The present disclosure relates generally to a system kernel, and more particularly to methods and systems for handling keys that are stored within kernel memory.
A kernel is a piece of software that that abstracts the hardware so that applications running on the systems do not have to be concerned with hardware details. This is particularly important because the applications may be intended to run on various types of devices, both local and remote. The kernel translates the requests into data processing instructions for the processor and other components of a computer. The kernel also ensures that different applications running on a computer system do not have access to each other's program code except through proper channels. This helps ensure that malicious code does not adversely affect various applications.
The kernel can also maintain secure data such as authentication tokens, encryption keys, and other security related objects. The kernel makes use of kernel memory, which is a designated portion of a computing system's volatile memory space. The kernel memory provides specialized security for the control, storage, and escrow of various encryption and decryption keys used by the system. Specifically, the kernel provides this control by storing the keys inside kernel memory.
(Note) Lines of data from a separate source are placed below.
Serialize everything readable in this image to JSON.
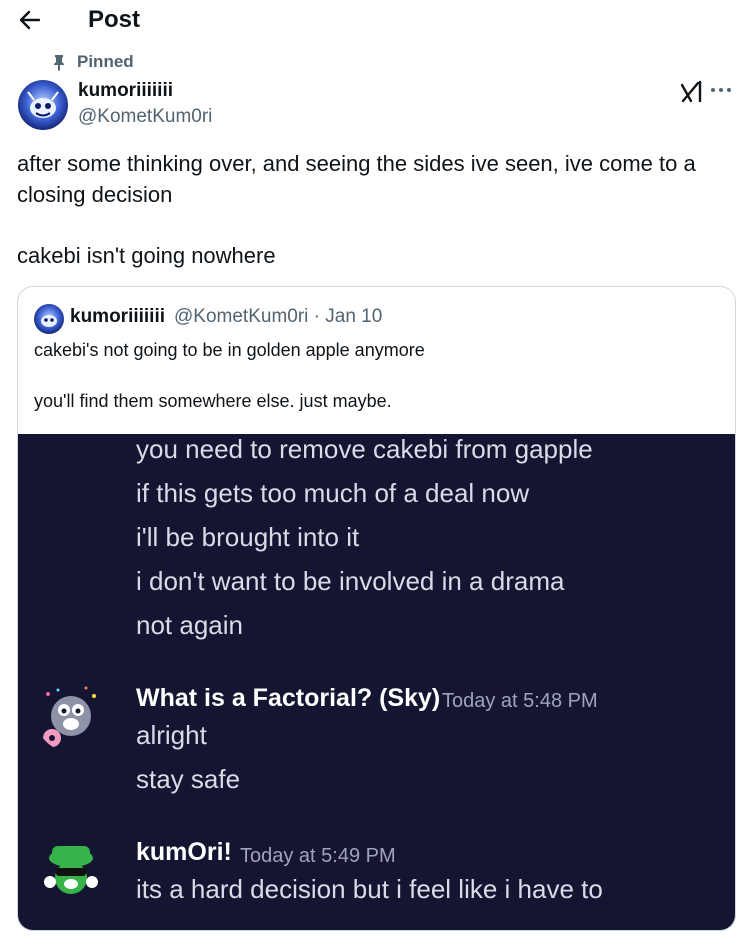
{
  "header": {
    "title": "Post",
    "back_icon": "arrow-left-icon"
  },
  "post": {
    "pinned_label": "Pinned",
    "author_name": "kumoriiiiiii",
    "author_handle": "@KometKum0ri",
    "text_line1": "after some thinking over, and seeing the sides ive seen, ive come to a closing decision",
    "text_line2": "cakebi isn't going nowhere",
    "icons": [
      "pin-icon",
      "grok-icon",
      "more-icon"
    ]
  },
  "quote": {
    "author_name": "kumoriiiiiii",
    "meta": "@KometKum0ri · Jan 10",
    "text_line1": "cakebi's not going to be in golden apple anymore",
    "text_line2": "you'll find them somewhere else. just maybe.",
    "image": {
      "messages_top": [
        "you need to remove cakebi from gapple",
        "if this gets too much of a deal now",
        "i'll be brought into it",
        "i don't want to  be involved in a drama",
        "not again"
      ],
      "msg1": {
        "author": "What is a Factorial? (Sky)",
        "time": "Today at 5:48 PM",
        "lines": [
          "alright",
          "stay safe"
        ]
      },
      "msg2": {
        "author": "kumOri!",
        "time": "Today at 5:49 PM",
        "lines": [
          "its a hard decision but i feel like i have to"
        ]
      }
    }
  },
  "colors": {
    "text": "#0f1419",
    "secondary": "#536471",
    "border": "#cfd9de",
    "discord_bg": "#141631"
  }
}
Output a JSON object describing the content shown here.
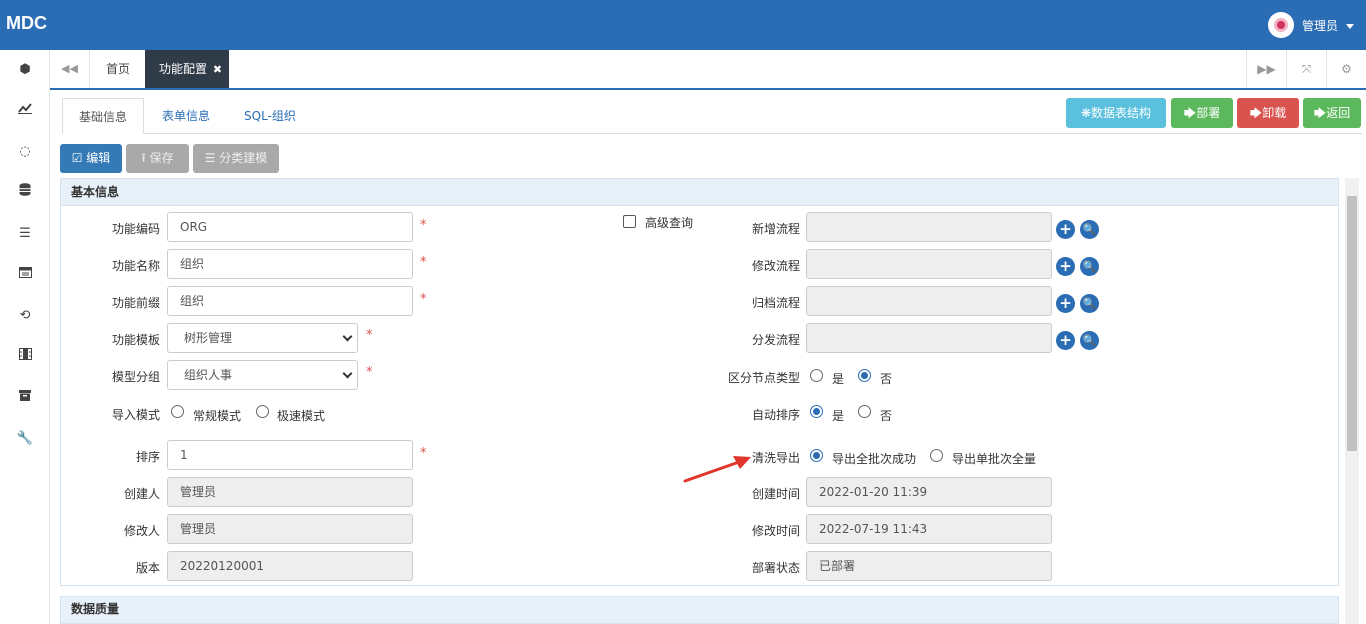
{
  "app": {
    "title": "MDC",
    "user": "管理员"
  },
  "tabs": {
    "home": "首页",
    "active": "功能配置",
    "close": "✖"
  },
  "subtabs": [
    "基础信息",
    "表单信息",
    "SQL-组织"
  ],
  "actions": {
    "structure": "❋数据表结构",
    "deploy": "🡆部署",
    "uninstall": "🡆卸载",
    "back": "🡆返回"
  },
  "toolbar": {
    "edit": "编辑",
    "save": "保存",
    "classify": "分类建模"
  },
  "panel": {
    "title": "基本信息",
    "next_title": "数据质量"
  },
  "form": {
    "code": {
      "label": "功能编码",
      "value": "ORG"
    },
    "name": {
      "label": "功能名称",
      "value": "组织"
    },
    "prefix": {
      "label": "功能前缀",
      "value": "组织"
    },
    "template": {
      "label": "功能模板",
      "value": "树形管理"
    },
    "group": {
      "label": "模型分组",
      "value": "组织人事"
    },
    "import_mode": {
      "label": "导入模式",
      "options": [
        "常规模式",
        "极速模式"
      ]
    },
    "sort": {
      "label": "排序",
      "value": "1"
    },
    "creator": {
      "label": "创建人",
      "value": "管理员"
    },
    "modifier": {
      "label": "修改人",
      "value": "管理员"
    },
    "version": {
      "label": "版本",
      "value": "20220120001"
    },
    "advanced": {
      "label": "高级查询"
    },
    "add_flow": {
      "label": "新增流程"
    },
    "edit_flow": {
      "label": "修改流程"
    },
    "archive_flow": {
      "label": "归档流程"
    },
    "dist_flow": {
      "label": "分发流程"
    },
    "node_type": {
      "label": "区分节点类型",
      "options": [
        "是",
        "否"
      ]
    },
    "auto_sort": {
      "label": "自动排序",
      "options": [
        "是",
        "否"
      ]
    },
    "clean_export": {
      "label": "清洗导出",
      "options": [
        "导出全批次成功",
        "导出单批次全量"
      ]
    },
    "created": {
      "label": "创建时间",
      "value": "2022-01-20 11:39"
    },
    "modified": {
      "label": "修改时间",
      "value": "2022-07-19 11:43"
    },
    "deploy_status": {
      "label": "部署状态",
      "value": "已部署"
    },
    "required_mark": "*"
  },
  "colors": {
    "brand": "#2a6db5",
    "info": "#5bc0de",
    "success": "#5cb85c",
    "danger": "#d9534f",
    "arrow": "#e0352b"
  }
}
Kernel memory is generally treated differently than other memory with respect to paging. Paging is a process whereby blocks of data are moved between a volatile memory store and a non-volatile memory store. This is because there is generally a limited amount of space in the volatile memory store. Thus, data that is designated as pageable is regularly being moved in and out. Software applications are generally stored in non-volatile memory for long-term purposes and loaded into main memory (a volatile memory store) when they are to be executed by the computing system. But, the system is generally configured to not page out the kernel memory for various practical reasons.
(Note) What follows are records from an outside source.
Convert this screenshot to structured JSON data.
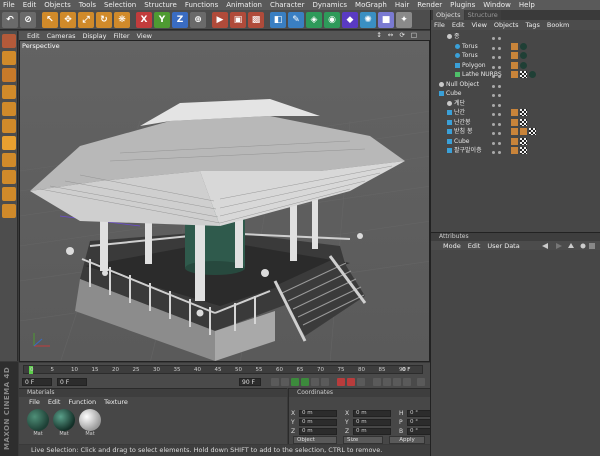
{
  "menubar": [
    "File",
    "Edit",
    "Objects",
    "Tools",
    "Selection",
    "Structure",
    "Functions",
    "Animation",
    "Character",
    "Dynamics",
    "MoGraph",
    "Hair",
    "Render",
    "Plugins",
    "Window",
    "Help"
  ],
  "toolbar": {
    "buttons": [
      {
        "name": "undo-icon",
        "glyph": "↶",
        "color": "#6a6a6a"
      },
      {
        "name": "redo-icon",
        "glyph": "⊘",
        "color": "#6a6a6a"
      },
      {
        "name": "live-selection-icon",
        "glyph": "↖",
        "color": "#d08a2a"
      },
      {
        "name": "move-icon",
        "glyph": "✥",
        "color": "#d08a2a"
      },
      {
        "name": "scale-icon",
        "glyph": "⤢",
        "color": "#d08a2a"
      },
      {
        "name": "rotate-icon",
        "glyph": "↻",
        "color": "#d08a2a"
      },
      {
        "name": "recent-tool-icon",
        "glyph": "❋",
        "color": "#d08a2a"
      },
      {
        "name": "x-axis-icon",
        "glyph": "X",
        "color": "#c23c3c"
      },
      {
        "name": "y-axis-icon",
        "glyph": "Y",
        "color": "#4e9a32"
      },
      {
        "name": "z-axis-icon",
        "glyph": "Z",
        "color": "#3a6cc2"
      },
      {
        "name": "coordinate-system-icon",
        "glyph": "⊕",
        "color": "#6a6a6a"
      },
      {
        "name": "render-view-icon",
        "glyph": "▶",
        "color": "#b04b3a"
      },
      {
        "name": "render-picture-viewer-icon",
        "glyph": "▣",
        "color": "#b04b3a"
      },
      {
        "name": "render-settings-icon",
        "glyph": "▩",
        "color": "#b04b3a"
      },
      {
        "name": "cube-primitive-icon",
        "glyph": "◧",
        "color": "#3a7fc2"
      },
      {
        "name": "pen-spline-icon",
        "glyph": "✎",
        "color": "#3a7fc2"
      },
      {
        "name": "subdivision-icon",
        "glyph": "◈",
        "color": "#2e9a5a"
      },
      {
        "name": "array-icon",
        "glyph": "◉",
        "color": "#2e9a5a"
      },
      {
        "name": "bend-deformer-icon",
        "glyph": "◆",
        "color": "#5a3ac2"
      },
      {
        "name": "environment-icon",
        "glyph": "✺",
        "color": "#3a8fc2"
      },
      {
        "name": "camera-icon",
        "glyph": "■",
        "color": "#7a7ad2"
      },
      {
        "name": "light-icon",
        "glyph": "✦",
        "color": "#8a8a8a"
      }
    ]
  },
  "viewport": {
    "menu": [
      "Edit",
      "Cameras",
      "Display",
      "Filter",
      "View"
    ],
    "label": "Perspective",
    "nav_icons": "↕ ↔ ⟳ □"
  },
  "timeline": {
    "ticks": [
      "0",
      "5",
      "10",
      "15",
      "20",
      "25",
      "30",
      "35",
      "40",
      "45",
      "50",
      "55",
      "60",
      "65",
      "70",
      "75",
      "80",
      "85",
      "90"
    ],
    "end_marker": "0 F"
  },
  "playback": {
    "current": "0 F",
    "start": "0 F",
    "end": "90 F"
  },
  "materials": {
    "title": "Materials",
    "menu": [
      "File",
      "Edit",
      "Function",
      "Texture"
    ],
    "items": [
      "Mat",
      "Mat",
      "Mat"
    ]
  },
  "coordinates": {
    "title": "Coordinates",
    "rows": [
      {
        "a": "X",
        "v1": "0 m",
        "b": "X",
        "v2": "0 m",
        "c": "H",
        "v3": "0 °"
      },
      {
        "a": "Y",
        "v1": "0 m",
        "b": "Y",
        "v2": "0 m",
        "c": "P",
        "v3": "0 °"
      },
      {
        "a": "Z",
        "v1": "0 m",
        "b": "Z",
        "v2": "0 m",
        "c": "B",
        "v3": "0 °"
      }
    ],
    "mode_select": "Object",
    "size_select": "Size",
    "apply": "Apply"
  },
  "status": "Live Selection: Click and drag to select elements. Hold down SHIFT to add to the selection, CTRL to remove.",
  "brand": "MAXON CINEMA 4D",
  "objects": {
    "tabs": [
      "Objects",
      "Structure"
    ],
    "menu": [
      "File",
      "Edit",
      "View",
      "Objects",
      "Tags",
      "Bookm"
    ],
    "rows": [
      {
        "name": "종",
        "indent": 1,
        "icon": "null",
        "tags": []
      },
      {
        "name": "Torus",
        "indent": 2,
        "icon": "torus",
        "tags": [
          "tex",
          "mat"
        ]
      },
      {
        "name": "Torus",
        "indent": 2,
        "icon": "torus",
        "tags": [
          "tex",
          "mat"
        ]
      },
      {
        "name": "Polygon",
        "indent": 2,
        "icon": "polygon",
        "tags": [
          "tex",
          "mat"
        ]
      },
      {
        "name": "Lathe NURBS",
        "indent": 2,
        "icon": "nurbs",
        "tags": [
          "tex",
          "check",
          "mat"
        ]
      },
      {
        "name": "Null Object",
        "indent": 0,
        "icon": "null",
        "tags": []
      },
      {
        "name": "Cube",
        "indent": 0,
        "icon": "cube",
        "tags": []
      },
      {
        "name": "계단",
        "indent": 1,
        "icon": "null",
        "tags": []
      },
      {
        "name": "난간",
        "indent": 1,
        "icon": "polygon",
        "tags": [
          "tex",
          "check"
        ]
      },
      {
        "name": "난간봉",
        "indent": 1,
        "icon": "polygon",
        "tags": [
          "tex",
          "check"
        ]
      },
      {
        "name": "받침 봉",
        "indent": 1,
        "icon": "polygon",
        "tags": [
          "tex",
          "tex",
          "check"
        ]
      },
      {
        "name": "Cube",
        "indent": 1,
        "icon": "cube",
        "tags": [
          "tex",
          "check"
        ]
      },
      {
        "name": "팔구발이층",
        "indent": 1,
        "icon": "polygon",
        "tags": [
          "tex",
          "check"
        ]
      }
    ]
  },
  "attributes": {
    "title": "Attributes",
    "menu": [
      "Mode",
      "Edit",
      "User Data"
    ]
  },
  "colors": {
    "accent_orange": "#d08a2a",
    "bell_green": "#2f5a4c",
    "select_green": "#5ccf4a"
  }
}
Storing various objects such as authentication tokens in the kernel memory portion of main memory can result in various challenges. Particularly, some objects can be relatively large in size. For example, some objects may be one megabyte in size or more. If thousands of such objects are being stored within the kernel memory, then gigabytes of main memory are being used by the kernel memory. This reduces the size of the remaining available memory. This, in turn, causes a less efficient system. Thus, it is desirable to be able to store sophisticated encryption keys within the secure kernel memory, but not take away so much memory from the available memory pool.